On its face, this definition is extremely broad. One could interpret this definition to read that you are a CAFO if you milk a single goat for 20 minutes in a stall on a concrete slab in your horse barn. That’s a far cry from a “mega-dairy” milking thousands of head of cattle for international sale.

In its white paper, Raw Milk Dairies and CAFO Permit Requirements January 2023, ODA all but confirmed this interpretation by highlighting the issue of “containment” during the milking process:

As far as is known, raw milk dairies will generally be considered small CAFOs, defined as having fewer than 200 mature dairy cows and fewer than 3,000 milking goats or sheep (OAR 603-074-0010). The confinement of animals is highly variable among operations, but all animals are technically confined during the milking process, whether in pens, lots, or buildings.

In short, according to ODA, if you’re milking an animal in a building or pen that has really anything but grass underneath, you’re operating a CAFO and are subject to the same regulatory requirements as a farm with hundreds or thousands of animals.

Raw milk producers push back with lawsuit. 

As you can imagine, this policy from ODA sparked a firestorm of concern from small dairy farmers, most of whom produce raw milk. As well it should, as this interpretation is nuts.

In response, a group of small raw milk producers filed a federal lawsuit against ODA for this new interpretation. According to the lawsuit, obtaining and complying with the CAFO regulations will be extremely burdensome for these very small micro-operations.

As an example, Plaintiff Sarah King of Godspeed Hollow Farm only has three dairy cows. She runs a unique raw milk dairy operation, where local patrons can buy “shares” of her cows to receive fresh raw milk on a regular basis.

King’s operation is simple and similar to most small dairies. King leads her cows from pasture into the barn or “milking parlor” to a milking stanchion where the cows are milked. The floor of the stanchion is rubber mats on top of gravel. When the cows are done being milked, they are let back out to pasture. The entire process takes about 15-20 minutes from start to finish.

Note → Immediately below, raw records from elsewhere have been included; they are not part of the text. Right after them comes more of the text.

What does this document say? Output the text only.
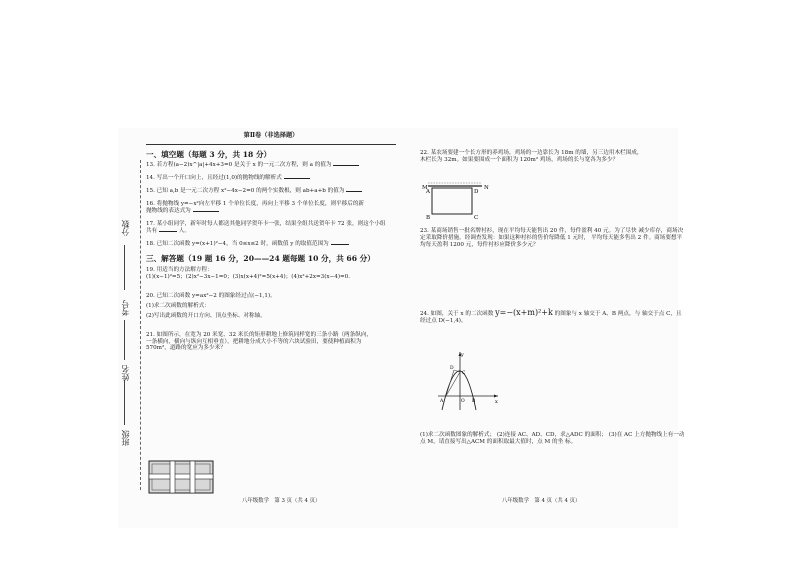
分数
考号
姓名
班级
第Ⅱ卷（非选择题）
一、填空题（每题 3 分，共 18 分）
13. 若方程(a−2)x^|a|+4x+3=0 是关于 x 的一元二次方程，则 a 的值为
14. 写出一个开口向上，且经过(1,0)的抛物线的解析式
15. 已知 a,b 是一元二次方程 x²−4x−2=0 的两个实数根，则 ab+a+b 的值为
16. 将抛物线 y=−x²向左平移 1 个单位长度，再向上平移 3 个单位长度，则平移后的新
抛物线的表达式为
17. 某小组同学，新年时每人都送其他同学贺年卡一张，结果全组共送贺年卡 72 张，则这个小组
共有	人。
18. 已知二次函数 y=(x+1)²−4，当 0≤x≤2 时，函数值 y 的取值范围为
三、解答题（19 题 16 分，20——24 题每题 10 分，共 66 分）
19. 用适当的方法解方程：
(1)(x−1)²=5；(2)x²−3x−1=0；(3)x(x+4)²=5(x+4)；(4)x²+2x=3(x−4)=0.
20. 已知二次函数 y=ax²−2 的图象经过点(−1,1)。
(1)求二次函数的解析式：
(2)写出此函数的开口方向、顶点坐标、对称轴。
21. 如图所示，在宽为 20 米宽、32 米长的矩形耕地上修筑同样宽的三条小路（两条纵向，
一条横向，横向与纵向互相垂直），把耕地分成大小不等的六块试验田，要使种植面积为
570m²，道路的宽应为多少米？
八年级数学　第 3 页（共 4 页）
22. 某农场要建一个长方形的养鸡场，鸡场的一边靠长为 18m 的墙，另三边用木栏围成，
木栏长为 32m。如果要围成一个面积为 120m² 鸡场，鸡场的长与宽各为多少？
M	N
A	D
B	C
23. 某商场销售一批名牌衬衫，现在平均每天能售出 20 件，每件盈利 40 元。为了尽快 减少库存，商场决定采取降价措施。经调查发现：如果这种衬衫的售价每降低 1 元时， 平均每天能多售出 2 件。商场要想平均每天盈利 1200 元，每件衬衫应降价多少元？
24. 如图，关于 x 的二次函数 y=−(x+m)²+k 的图象与 x 轴交于 A、B 两点，与 轴交于点 C，且经过点 D(−1,4)。
y
x
O
A	B
C
D
(1)求二次函数图象的解析式； (2)连接 AC、AD、CD，求△ADC 的面积； (3)在 AC 上方抛物线上有一动点 M，请直接写出△ACM 的面积取最大值时，点 M 的坐 标。
八年级数学　第 4 页（共 4 页）
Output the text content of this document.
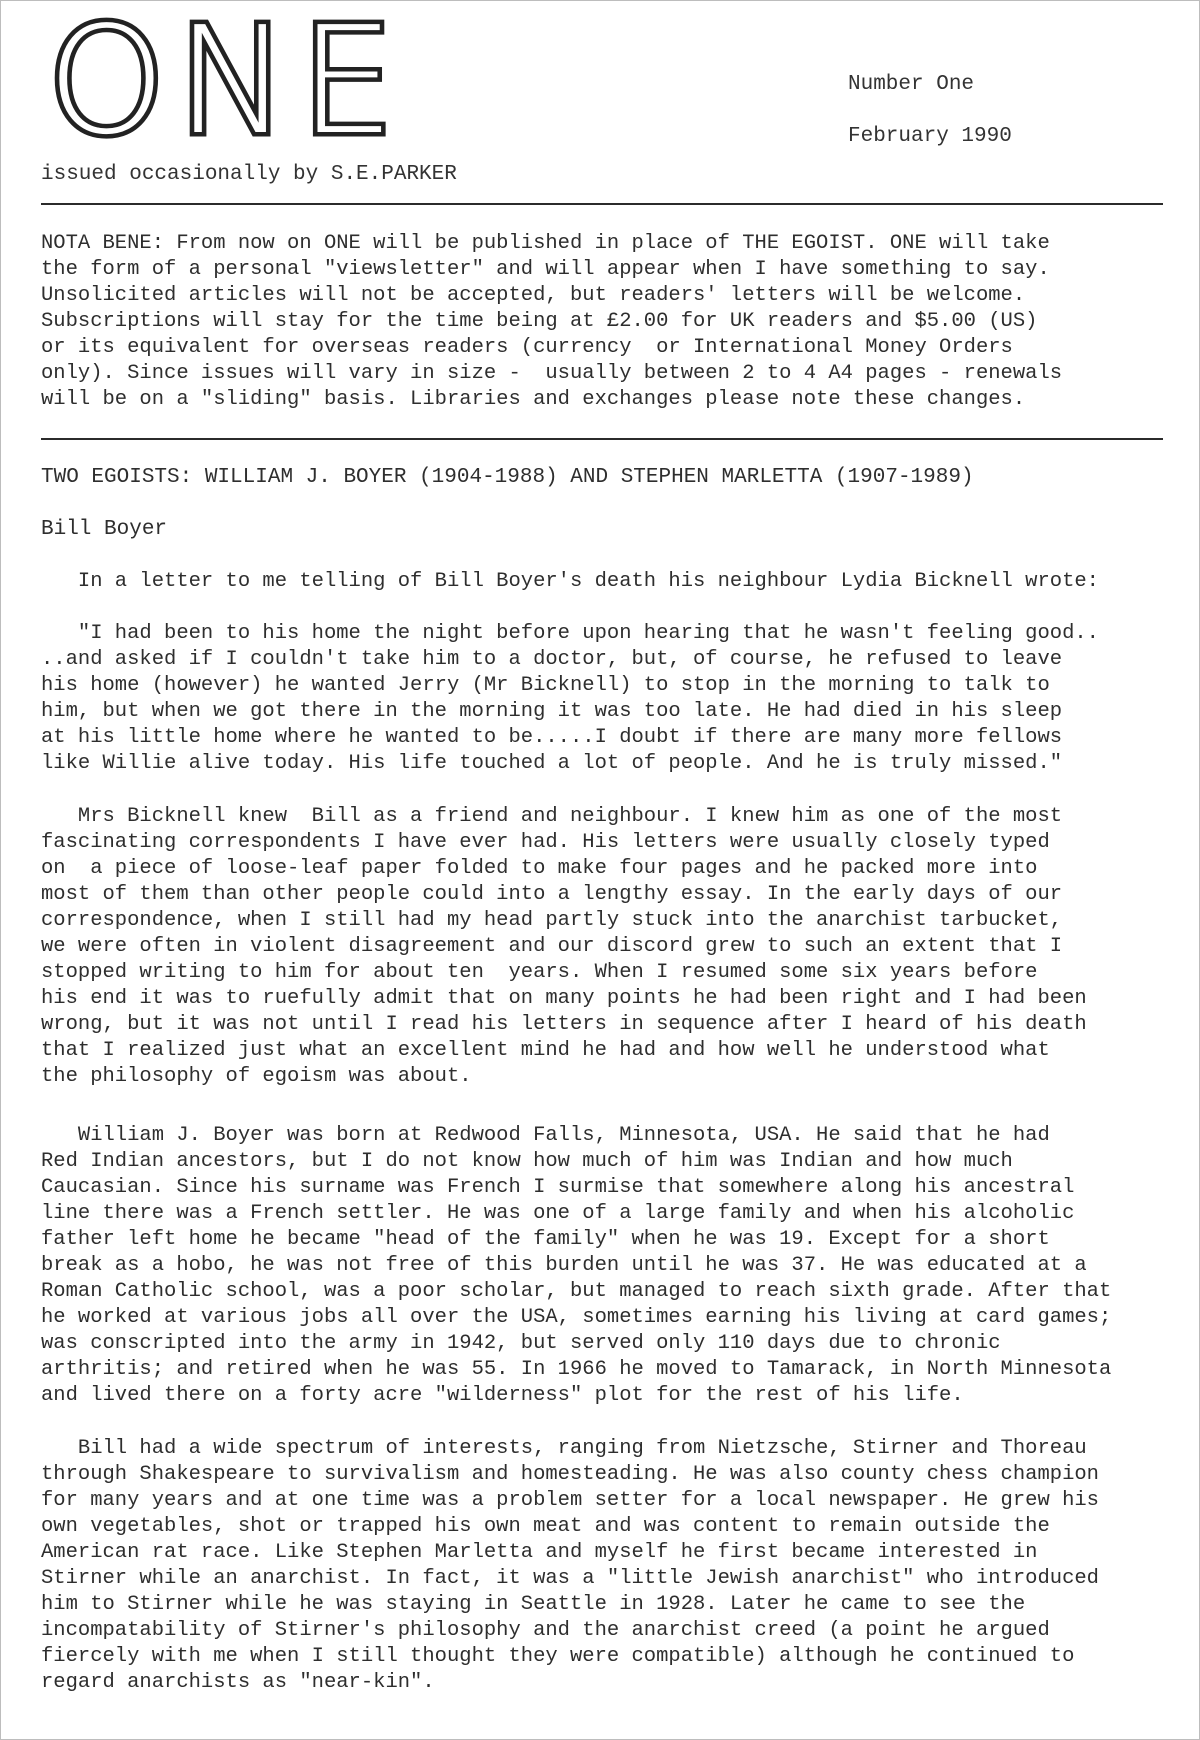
ONE	Number One
February 1990
issued occasionally by S.E.PARKER
NOTA BENE: From now on ONE will be published in place of THE EGOIST. ONE will take
the form of a personal "viewsletter" and will appear when I have something to say.
Unsolicited articles will not be accepted, but readers' letters will be welcome.
Subscriptions will stay for the time being at £2.00 for UK readers and $5.00 (US)
or its equivalent for overseas readers (currency  or International Money Orders
only). Since issues will vary in size -  usually between 2 to 4 A4 pages - renewals
will be on a "sliding" basis. Libraries and exchanges please note these changes.
TWO EGOISTS: WILLIAM J. BOYER (1904-1988) AND STEPHEN MARLETTA (1907-1989)
Bill Boyer
In a letter to me telling of Bill Boyer's death his neighbour Lydia Bicknell wrote:
"I had been to his home the night before upon hearing that he wasn't feeling good..
..and asked if I couldn't take him to a doctor, but, of course, he refused to leave
his home (however) he wanted Jerry (Mr Bicknell) to stop in the morning to talk to
him, but when we got there in the morning it was too late. He had died in his sleep
at his little home where he wanted to be.....I doubt if there are many more fellows
like Willie alive today. His life touched a lot of people. And he is truly missed."
Mrs Bicknell knew  Bill as a friend and neighbour. I knew him as one of the most
fascinating correspondents I have ever had. His letters were usually closely typed
on  a piece of loose-leaf paper folded to make four pages and he packed more into
most of them than other people could into a lengthy essay. In the early days of our
correspondence, when I still had my head partly stuck into the anarchist tarbucket,
we were often in violent disagreement and our discord grew to such an extent that I
stopped writing to him for about ten  years. When I resumed some six years before
his end it was to ruefully admit that on many points he had been right and I had been
wrong, but it was not until I read his letters in sequence after I heard of his death
that I realized just what an excellent mind he had and how well he understood what
the philosophy of egoism was about.
William J. Boyer was born at Redwood Falls, Minnesota, USA. He said that he had
Red Indian ancestors, but I do not know how much of him was Indian and how much
Caucasian. Since his surname was French I surmise that somewhere along his ancestral
line there was a French settler. He was one of a large family and when his alcoholic
father left home he became "head of the family" when he was 19. Except for a short
break as a hobo, he was not free of this burden until he was 37. He was educated at a
Roman Catholic school, was a poor scholar, but managed to reach sixth grade. After that
he worked at various jobs all over the USA, sometimes earning his living at card games;
was conscripted into the army in 1942, but served only 110 days due to chronic
arthritis; and retired when he was 55. In 1966 he moved to Tamarack, in North Minnesota
and lived there on a forty acre "wilderness" plot for the rest of his life.
Bill had a wide spectrum of interests, ranging from Nietzsche, Stirner and Thoreau
through Shakespeare to survivalism and homesteading. He was also county chess champion
for many years and at one time was a problem setter for a local newspaper. He grew his
own vegetables, shot or trapped his own meat and was content to remain outside the
American rat race. Like Stephen Marletta and myself he first became interested in
Stirner while an anarchist. In fact, it was a "little Jewish anarchist" who introduced
him to Stirner while he was staying in Seattle in 1928. Later he came to see the
incompatability of Stirner's philosophy and the anarchist creed (a point he argued
fiercely with me when I still thought they were compatible) although he continued to
regard anarchists as "near-kin".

Under ODA’s policy, Godspeed Hallow Farm is a CAFO. According to King, she will now have to “comply with expensive and elaborate infrastructure requirements that are an affront to her farming philosophy and disregard its sustainability practices” and potentially incur up to $100,000 in costs. She will have to track her cow’s manure output, and comply with the same regulatory requirements as a farm with a hundred head of cattle.

ODA temporarily pulls back enforcement.

ODA’s new policy was supposed to come into effect on April 1, 2024. However, after the lawsuit was filed, ODA apparently decided it was rescinding the new CAFO policy and publicly stated it would not be enforcing the policy.

Regardless of ODA’s change of heart, the administrative definition of CAFO still remains. This means that it is unclear what size or type of operation needs a CAFO permit, and which ones don’t. Moreover, the lawsuit filed by King and the other raw milk producers is still moving forward.  Although the Oregon legislature could step in and fix this mess, there’s no indication they will do so.  As of now, Oregon’s small animal producers have to operate in regulatory limbo.

OPOA will be keeping track of this issue as it progresses, and will continue to advocate for the rights of farmers of all sizes to use their land in the ways that work best for them.

The opinions expressed in this post are those of the author and do not represent the opinions or positions of any party represented by the OPOA Legal Center on any particular matter.